外へ運び出すだけで、部屋は見違えるほど綺麗になった。
「おおー、部屋がすっごく広くなりました!」
少し片付いただけで、心愛さんは目を丸くした。
俺たちはすっかりヘトヘトになって、リビングの床にへたり込んでいる。
もっとも、このあと仕事を控えている心愛さんに無理はさせられず、結局、片付けのほとんどは俺たち三人がやる羽目になったのだが。
和花が心愛さんを睨みつけた。
「広くなったんじゃなくて、元々広かった部屋をあんな風に使ってたから狭くなってただけでしょ!!」
「は、はい……。ごめんなさい……」
初対面の現役アイドルを前に緊張していた和花の姿は、もうどこにもない。
代わりに、心愛さんの母親にでもなったかのように、小言を言うのがすっかり板についていた。
杏奈ちゃんを叱る時はこんな感じなのだろうか?
「そ、それより心愛さん……。一つ気になってることがあるんですけど……」
ところが次の瞬間、和花は陰キャモードへと切り替わった。
和花の中には、ギャルモード、主婦モード、陰キャモードが、それぞれ別アプリみたいにインストールされているのかもしれない。

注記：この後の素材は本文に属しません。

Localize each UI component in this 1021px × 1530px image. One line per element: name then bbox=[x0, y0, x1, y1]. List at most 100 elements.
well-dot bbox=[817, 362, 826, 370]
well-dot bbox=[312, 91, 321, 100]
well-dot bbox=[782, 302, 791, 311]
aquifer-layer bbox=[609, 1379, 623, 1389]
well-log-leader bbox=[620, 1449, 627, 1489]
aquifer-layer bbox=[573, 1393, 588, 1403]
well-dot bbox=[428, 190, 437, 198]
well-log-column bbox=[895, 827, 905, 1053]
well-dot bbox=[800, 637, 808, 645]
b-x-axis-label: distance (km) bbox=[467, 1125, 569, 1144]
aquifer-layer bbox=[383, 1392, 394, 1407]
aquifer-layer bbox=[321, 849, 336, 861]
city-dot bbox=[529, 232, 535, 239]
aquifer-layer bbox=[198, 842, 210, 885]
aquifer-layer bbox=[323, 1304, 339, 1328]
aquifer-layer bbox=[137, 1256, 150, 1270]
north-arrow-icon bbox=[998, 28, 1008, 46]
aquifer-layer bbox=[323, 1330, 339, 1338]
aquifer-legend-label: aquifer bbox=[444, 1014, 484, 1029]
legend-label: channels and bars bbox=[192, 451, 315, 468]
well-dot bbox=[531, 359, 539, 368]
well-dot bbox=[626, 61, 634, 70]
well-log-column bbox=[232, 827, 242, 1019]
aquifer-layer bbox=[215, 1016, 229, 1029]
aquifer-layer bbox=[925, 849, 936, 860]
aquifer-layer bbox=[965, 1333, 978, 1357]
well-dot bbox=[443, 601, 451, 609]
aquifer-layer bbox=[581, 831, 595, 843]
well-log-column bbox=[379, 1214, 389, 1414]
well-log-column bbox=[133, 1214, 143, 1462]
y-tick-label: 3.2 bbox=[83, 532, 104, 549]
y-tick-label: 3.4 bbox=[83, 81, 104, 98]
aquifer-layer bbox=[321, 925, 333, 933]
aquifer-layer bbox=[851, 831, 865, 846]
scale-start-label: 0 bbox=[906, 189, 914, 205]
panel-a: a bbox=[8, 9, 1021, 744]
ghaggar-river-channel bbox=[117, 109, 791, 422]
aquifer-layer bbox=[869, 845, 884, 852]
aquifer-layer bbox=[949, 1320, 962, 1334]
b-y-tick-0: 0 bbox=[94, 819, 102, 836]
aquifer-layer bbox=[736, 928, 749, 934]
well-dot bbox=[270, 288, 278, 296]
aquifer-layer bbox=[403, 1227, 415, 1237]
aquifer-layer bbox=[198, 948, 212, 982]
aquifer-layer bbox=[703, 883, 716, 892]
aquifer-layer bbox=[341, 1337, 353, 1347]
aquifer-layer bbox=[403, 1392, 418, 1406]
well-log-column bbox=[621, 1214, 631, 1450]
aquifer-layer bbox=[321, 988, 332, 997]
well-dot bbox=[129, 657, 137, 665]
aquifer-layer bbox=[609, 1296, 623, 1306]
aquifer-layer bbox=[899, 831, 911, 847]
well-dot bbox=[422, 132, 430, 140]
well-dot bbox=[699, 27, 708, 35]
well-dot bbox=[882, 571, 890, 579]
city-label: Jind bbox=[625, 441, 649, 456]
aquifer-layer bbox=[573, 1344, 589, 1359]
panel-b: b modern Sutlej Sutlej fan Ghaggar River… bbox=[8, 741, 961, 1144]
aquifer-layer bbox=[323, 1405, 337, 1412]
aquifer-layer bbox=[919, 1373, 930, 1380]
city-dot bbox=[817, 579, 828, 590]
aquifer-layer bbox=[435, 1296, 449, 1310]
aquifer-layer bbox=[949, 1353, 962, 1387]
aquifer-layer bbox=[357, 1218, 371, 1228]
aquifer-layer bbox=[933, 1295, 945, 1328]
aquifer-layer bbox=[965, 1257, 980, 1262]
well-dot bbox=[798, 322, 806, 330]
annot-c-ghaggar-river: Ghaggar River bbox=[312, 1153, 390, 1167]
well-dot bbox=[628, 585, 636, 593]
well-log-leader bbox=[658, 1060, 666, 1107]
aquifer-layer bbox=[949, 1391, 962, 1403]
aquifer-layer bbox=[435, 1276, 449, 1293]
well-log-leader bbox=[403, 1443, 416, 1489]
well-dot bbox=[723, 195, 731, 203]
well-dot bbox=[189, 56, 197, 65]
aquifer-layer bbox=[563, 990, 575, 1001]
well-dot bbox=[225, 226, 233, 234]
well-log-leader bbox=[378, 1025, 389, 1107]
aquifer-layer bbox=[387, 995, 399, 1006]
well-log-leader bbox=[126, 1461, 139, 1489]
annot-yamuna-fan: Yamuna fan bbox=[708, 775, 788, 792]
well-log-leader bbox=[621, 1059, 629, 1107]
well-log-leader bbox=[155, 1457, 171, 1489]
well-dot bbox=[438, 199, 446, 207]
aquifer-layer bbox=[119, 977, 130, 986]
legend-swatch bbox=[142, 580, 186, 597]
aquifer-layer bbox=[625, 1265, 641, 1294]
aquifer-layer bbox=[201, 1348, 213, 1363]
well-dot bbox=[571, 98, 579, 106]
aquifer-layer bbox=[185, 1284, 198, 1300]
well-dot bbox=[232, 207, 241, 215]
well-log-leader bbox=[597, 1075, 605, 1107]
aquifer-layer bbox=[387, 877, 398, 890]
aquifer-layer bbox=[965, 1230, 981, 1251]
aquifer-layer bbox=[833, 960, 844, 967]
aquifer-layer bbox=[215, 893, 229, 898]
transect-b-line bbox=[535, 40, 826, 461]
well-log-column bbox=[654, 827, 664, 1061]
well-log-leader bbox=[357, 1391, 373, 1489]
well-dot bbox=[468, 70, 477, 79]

「カラーケアって、普段どうしてるんですか? ゴミの中にカラーシャンプーとか、それっぽいものが一つもなかったので」
「ん? あたし、そういうの使ってませんけど? ていうか、あたし染めてないし」
「「え?」」
俺と愛理もその答えに目を見開き、思わず声を上げた。
この鮮やかな赤髪が、地毛だというのか?
俺の胸中を読んだかのように、心愛さんが口を開いた。
「この髪色のせいでよく誤解されるんですけど、生まれつきなんです! うちのパパ、アイルランド人なんですよ」
「あ、ハーフなんですか?」
「いえ、母方のおじいちゃんも、国籍はよく分からないけど白人だったらしくて。そういう言い方をするなら、正確にはスリークォーターですね」
つまり、日本人の血はたったの25%ということか。
それにしては顔立ちはかなり日本人寄りだ。
嘘をついているようにも見えないし、こんなことで話を盛る必要もない。
ただ、遺伝子の神秘に感心するばかりだった。
(こういうところも、天性のアイドル素質なのかもしれないな)
地雷系ファッションで身を飾らなくても、天然の赤髪というだけで十分に目を引くのだから。
愛理が小さく笑いながら尋ねた。
「それじゃあ美代子さん、そっちの毛も赤いの?」
「そっちの毛? ……ち、違いますから!? そ、そこまで赤くないですよ!!」
「へえ、じゃあ少しは——」
「うわ、うわあああ! 男の人もいるのに、この話題はもうやめてください!!」
「後で一緒にお風呂入ろっか、美代子さん」
「絶対に秘書さんとは入りませんから!! それに美代子じゃないです!!」
この会話は、聞かなかったことにしておいた。
◇
俺たちは再びハイヤーに乗り込み、ほどなくして現場に到着した。
幸い、和花の読み通り、遅刻は免れた。
マネージャーは心愛さんを見るなり、目を丸くした。
「なんか今日、普段よりずっとメイクも髪も自然じゃない?」
「実は、のどさんが手伝ってくれたんですよ! のどさん、すっごく器用なんです!」
「のどさん?」
心愛さんはにっこり笑うと、和花の肩をつかんでマネージャーの前へ押し出した。
和花は案の定、どうしていいか分からず慌てふためいていた。
「あ、えっと、そ、その……。こ、小森和花です」
「あ、深川さんの婚約者だとおっしゃっていた?」
「あ、は、はいっ! そ、そう——。痛っ!」
……今度はついに、舌まで噛んでしまった。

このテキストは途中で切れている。